Read any unjust economies lately?

We need a literature about being spoiled.… Most people who read in this country are spoiled and boring, yet all they want to read about is struggle and adventure. — William Upski Wimsatt, No More Prisons

To be fair, income inequality must have been much greater in the colonial period than it is today. Income gaps must have been wide up through the Civil War and Reconstruction, and I’ll allow that the 1890s in the USA were even worse than the 1990s.

Still, in the century or so since the United States became a world power, income inequality has never been greater than it is now. Class-defining inequality reached a new high in 2006, when the richest tenth of the population cornered half of all the earnings made in America that year. That surpasses the previous record set in 1928.

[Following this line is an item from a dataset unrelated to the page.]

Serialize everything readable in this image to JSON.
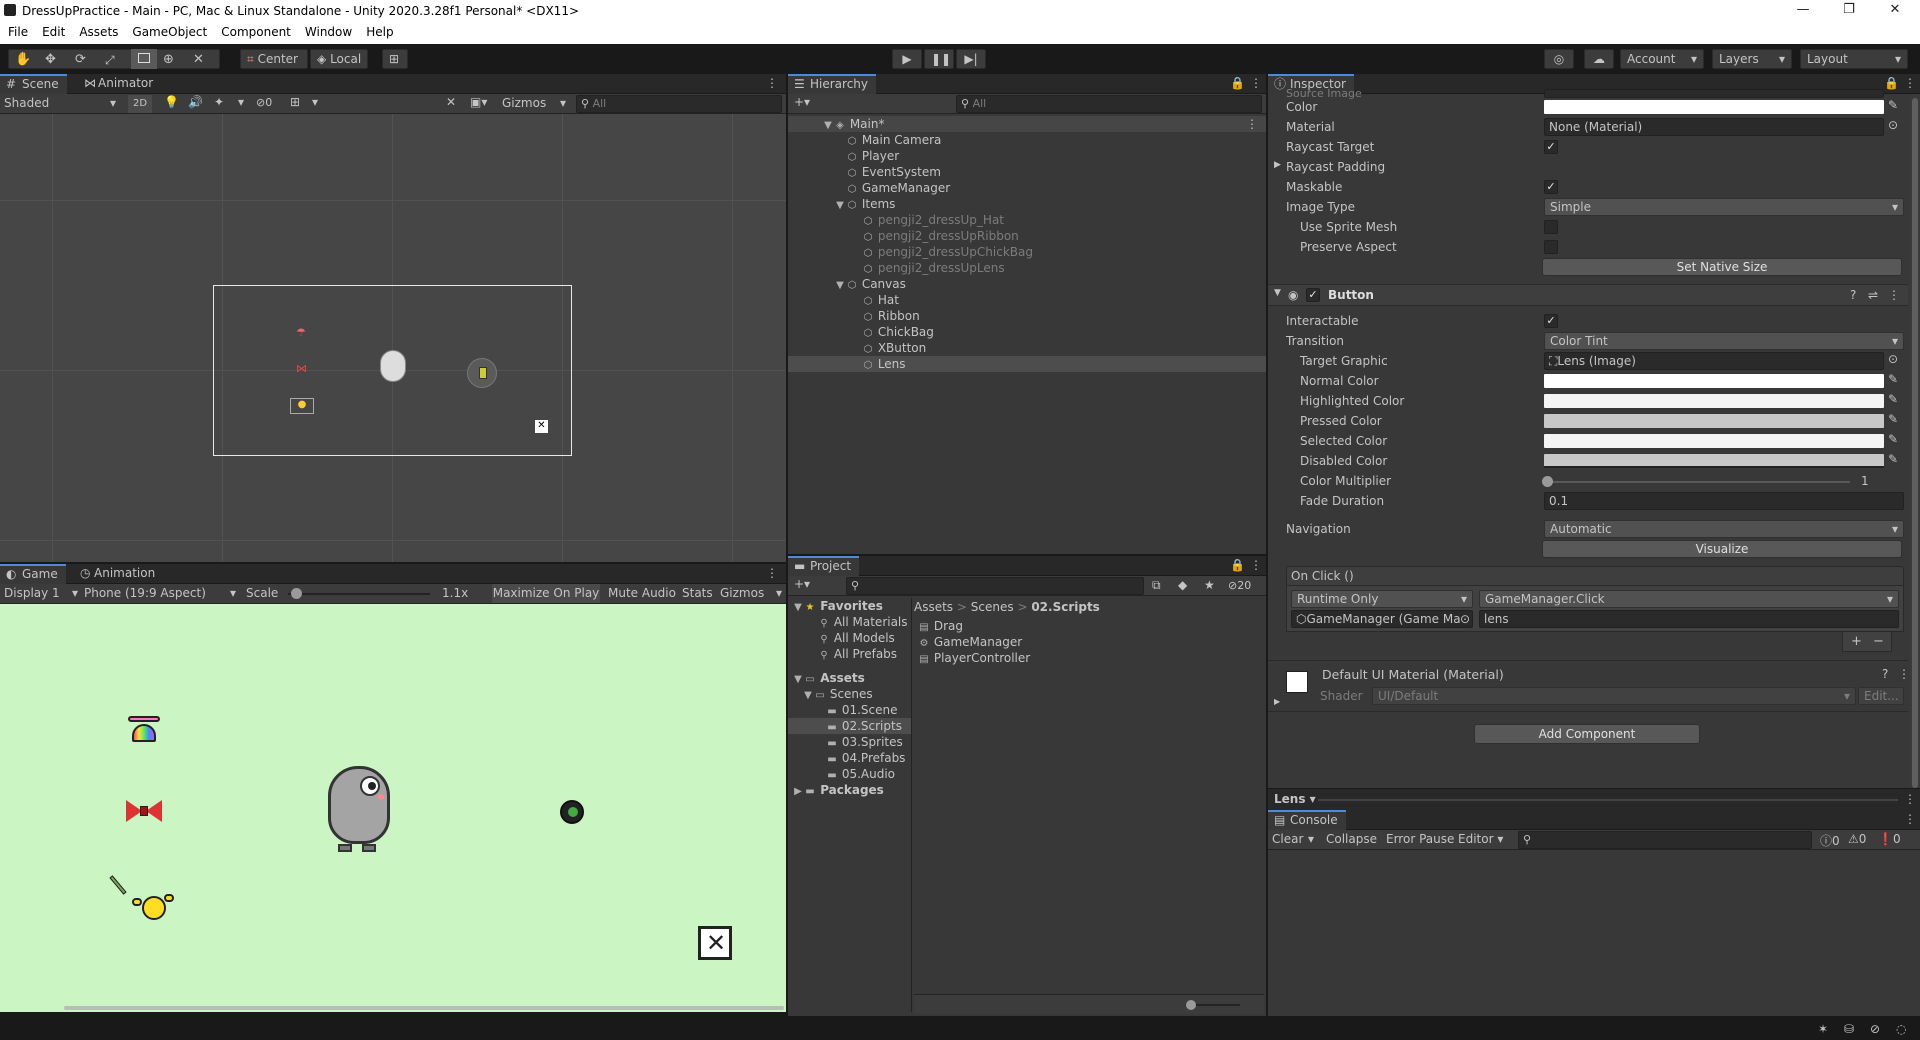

The financial crisis has destroyed much of the wealth charted in 2006, but that wealth is being rebuilt. Jobs and affordable housing are not, and so the gap is set to widen further.

And no one much cares.

Increasing inequality is simply not something that American culture, even liberal culture, has had much to say about. Instead, the more unjust and unequal American society has become, the more we have heard about how bad, say, the Holocaust was.

That’s from “The Un-usable Past” by Walter Benn Michaels in the current Baffler.

Our fashionable meditations on our past crimes and our progress, he suggests, are good ways to distract ourselves from the evidence of our routine cruelty and selfishness. Our collective focus on issues of individualism, sexual preference, and cultural difference substitute for less pleasant social conflicts between the rich and (gasp) the American poor.

When we say “race doesn’t matter,” we’re really trying to pretend that wealth doesn’t matter. And of course, in America, nothing matters more.

This is heady stuff, isn’t it, because the very mention of the poor in America — or the income gap, or exploitative finance, or unionism — why, that’s “class warfare.” It is a mortal sin against individualism. It’s ideological. We are Americans, and we’re getting over all that.

We’ve even elected a black president! We’ve sent money to Haiti! We’re good people!

Michaels’s article doesn’t have a political program. He only wishes, since we’re in for a hard time, that Americans would write better novels. Put some ideology into art, since we’re not going to put it in our politics.